Programa In Progress: The Shifting Foundations of Hélio Oiticica’s Exilic (Anti-)Architectures

During his self-exile (1970–1978), the Brazilian artist Hélio Oiticica (1937–1980) created experimental refuges for cultivating delirium in the margins of Manhattan. Inspired by ad-hoc dwellings he first encountered in the comunidades (formerly favelas) of Rio de Janeiro (c. 1964), Oiticica embraced impermanence to conceive makeshift structures that visitors could temporarily inhabit according to their whims. These multipartite installations evolved with the artist’s peregrinations from Rio to London to New York, becoming provisional laboratories for organising new forms of artistic and social experience, blurring the boundaries between private and public, individual and collective. Initially created for museums, these “anti-architecture” structures integrated comunidade-inspired designs to translate the metaphysically liberating aspects of Afro-Brazilian marginal culture (or Oiticica’s perception of it). Beyond negating Western architectural tenets, the works represent “anti-architecture” in their political stance: “anti-,” the Brazilian authoritarian regime; critical of institutional avant-garde co-option; and resistant to oppressive social norms. Tellingly, most of Oiticica’s installations were developed outside Brazil, when his lived experience as a displaced, gay Latino and contact with Black Power, feminist, and gay liberation movements radicalised his decolonial vision. Guided by his twin philosophies of crelazer [creleisure] and the supra-sensorial—aimed at heightening participants’ creativity through sensory intervention—Oiticica devised a complex visual language that transmitted his joyous transgressions to transcultural audiences through an ever-changing “programa in progress”. This paper argues that Oiticica melded the disenfranchised status of the comunidades with the exilic experience of the marginalised; while providing temporary shelter and comfort zones, his constructions increasingly communicated the frustrations of the powerless.
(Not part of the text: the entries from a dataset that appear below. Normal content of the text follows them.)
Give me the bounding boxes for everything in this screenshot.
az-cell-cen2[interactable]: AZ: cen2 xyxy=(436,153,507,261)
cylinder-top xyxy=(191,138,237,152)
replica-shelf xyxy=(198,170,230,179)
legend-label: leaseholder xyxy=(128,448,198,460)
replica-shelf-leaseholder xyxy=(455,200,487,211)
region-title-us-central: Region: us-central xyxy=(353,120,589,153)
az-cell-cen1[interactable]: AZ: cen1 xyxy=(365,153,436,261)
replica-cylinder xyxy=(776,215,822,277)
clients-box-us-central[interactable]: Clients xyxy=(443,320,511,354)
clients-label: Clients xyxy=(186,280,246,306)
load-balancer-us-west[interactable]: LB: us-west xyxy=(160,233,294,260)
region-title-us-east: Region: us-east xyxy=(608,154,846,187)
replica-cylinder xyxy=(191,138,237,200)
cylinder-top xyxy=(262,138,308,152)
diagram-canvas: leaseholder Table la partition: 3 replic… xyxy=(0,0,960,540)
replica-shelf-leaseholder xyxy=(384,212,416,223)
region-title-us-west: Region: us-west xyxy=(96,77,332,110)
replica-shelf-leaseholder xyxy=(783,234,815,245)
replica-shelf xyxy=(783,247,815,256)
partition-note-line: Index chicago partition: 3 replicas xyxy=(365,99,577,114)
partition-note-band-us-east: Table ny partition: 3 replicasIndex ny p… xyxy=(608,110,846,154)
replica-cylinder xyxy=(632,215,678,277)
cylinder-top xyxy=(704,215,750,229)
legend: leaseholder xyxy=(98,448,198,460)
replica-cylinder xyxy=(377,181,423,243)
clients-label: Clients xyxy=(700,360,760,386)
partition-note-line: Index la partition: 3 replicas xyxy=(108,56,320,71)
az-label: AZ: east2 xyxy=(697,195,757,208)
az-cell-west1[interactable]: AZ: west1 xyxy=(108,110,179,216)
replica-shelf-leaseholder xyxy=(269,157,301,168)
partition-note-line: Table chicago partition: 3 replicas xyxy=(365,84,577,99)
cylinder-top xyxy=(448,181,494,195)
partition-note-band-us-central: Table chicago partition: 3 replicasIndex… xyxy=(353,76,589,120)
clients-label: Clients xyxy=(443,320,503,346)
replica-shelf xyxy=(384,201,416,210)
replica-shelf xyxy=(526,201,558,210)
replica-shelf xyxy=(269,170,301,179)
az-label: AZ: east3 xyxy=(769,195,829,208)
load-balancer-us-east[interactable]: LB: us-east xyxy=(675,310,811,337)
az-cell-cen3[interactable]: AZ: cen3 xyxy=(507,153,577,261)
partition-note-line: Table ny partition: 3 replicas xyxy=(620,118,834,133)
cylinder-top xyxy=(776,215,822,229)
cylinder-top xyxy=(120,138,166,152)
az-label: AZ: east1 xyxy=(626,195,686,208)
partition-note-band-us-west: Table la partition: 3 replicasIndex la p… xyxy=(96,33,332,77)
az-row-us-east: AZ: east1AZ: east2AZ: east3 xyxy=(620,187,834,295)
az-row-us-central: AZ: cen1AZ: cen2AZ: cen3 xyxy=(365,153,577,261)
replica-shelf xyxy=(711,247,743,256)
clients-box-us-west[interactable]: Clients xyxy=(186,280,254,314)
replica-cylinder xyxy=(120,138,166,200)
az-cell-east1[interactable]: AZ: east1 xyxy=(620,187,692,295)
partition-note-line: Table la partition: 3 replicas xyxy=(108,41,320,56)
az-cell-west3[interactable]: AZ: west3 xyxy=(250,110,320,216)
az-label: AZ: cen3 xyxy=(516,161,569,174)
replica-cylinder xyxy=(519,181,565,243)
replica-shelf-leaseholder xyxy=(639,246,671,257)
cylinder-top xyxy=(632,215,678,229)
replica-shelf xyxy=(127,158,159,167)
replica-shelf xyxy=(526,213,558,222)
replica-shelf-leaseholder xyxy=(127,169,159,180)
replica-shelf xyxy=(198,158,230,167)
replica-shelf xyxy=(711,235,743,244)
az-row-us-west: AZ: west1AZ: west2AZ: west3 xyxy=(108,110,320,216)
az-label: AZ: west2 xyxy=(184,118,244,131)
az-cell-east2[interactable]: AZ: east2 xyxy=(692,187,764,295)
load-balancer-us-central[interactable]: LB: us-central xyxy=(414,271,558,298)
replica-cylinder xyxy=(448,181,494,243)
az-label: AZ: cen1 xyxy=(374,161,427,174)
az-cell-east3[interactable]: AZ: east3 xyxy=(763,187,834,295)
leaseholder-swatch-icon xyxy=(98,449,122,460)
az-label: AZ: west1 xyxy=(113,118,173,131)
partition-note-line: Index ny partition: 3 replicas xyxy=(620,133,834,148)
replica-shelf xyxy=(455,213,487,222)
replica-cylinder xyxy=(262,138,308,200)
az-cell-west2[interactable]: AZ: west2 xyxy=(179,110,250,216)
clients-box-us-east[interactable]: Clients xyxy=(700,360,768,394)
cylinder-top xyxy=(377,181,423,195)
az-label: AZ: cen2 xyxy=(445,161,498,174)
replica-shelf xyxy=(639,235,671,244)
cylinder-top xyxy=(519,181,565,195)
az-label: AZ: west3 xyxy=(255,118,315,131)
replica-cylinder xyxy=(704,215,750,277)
Yerang Park, Ph.D. Student, Art History, University of British Columbia

Words to Be Circulated: Yoko Ono’s Sky Machine (1961/1966) and Score-based Practices

In the past few decades, art historians have diagnosed the crux of Fluxus performances as the critique of the privileged art object and its mode of production. Hal Foster and others wrote that Fluxus performances manifested a shift in artistic production “from the register of the object to registers operating somewhere between theatricality and musicality” (2016: 530). Yet, Fluxus performances were often mediated by objects of textual instructions—event scores. Actively produced in the 1960s, event scores consist of short and simple instructions for certain actions that can be performed without professionalized training, and they are printed or handwritten on white paper sheets that can be easily reproduced and disseminated. I ask: what could be the political potential of such score-based practices, in particular when the scores prompt the precarious play of gender dynamics and asymmetrical power relations in order to be enacted? For instance, Yoko Ono’s event score, Wearing-Out Machine (1964), instructs: “Ask a man to wear out various things before you use them. Such as: Women, Clothes, Books […].” How does it complicate the existing literature of event scores that conditioned score-based practices within the legacy of the readymade and as prototypes of Conceptual art (Robinson 2009; Kotz 2010; Harren 2020)? As a response, this paper examines Yoko Ono’s score-based practices in juxtaposition with Sky Machine (1961/1966), the vendor installation disseminating a stack of handwritten cards to visitors, realized by Anthony Cox in 1966 based on Ono’s 1961 score Chewing Gum Machine Piece.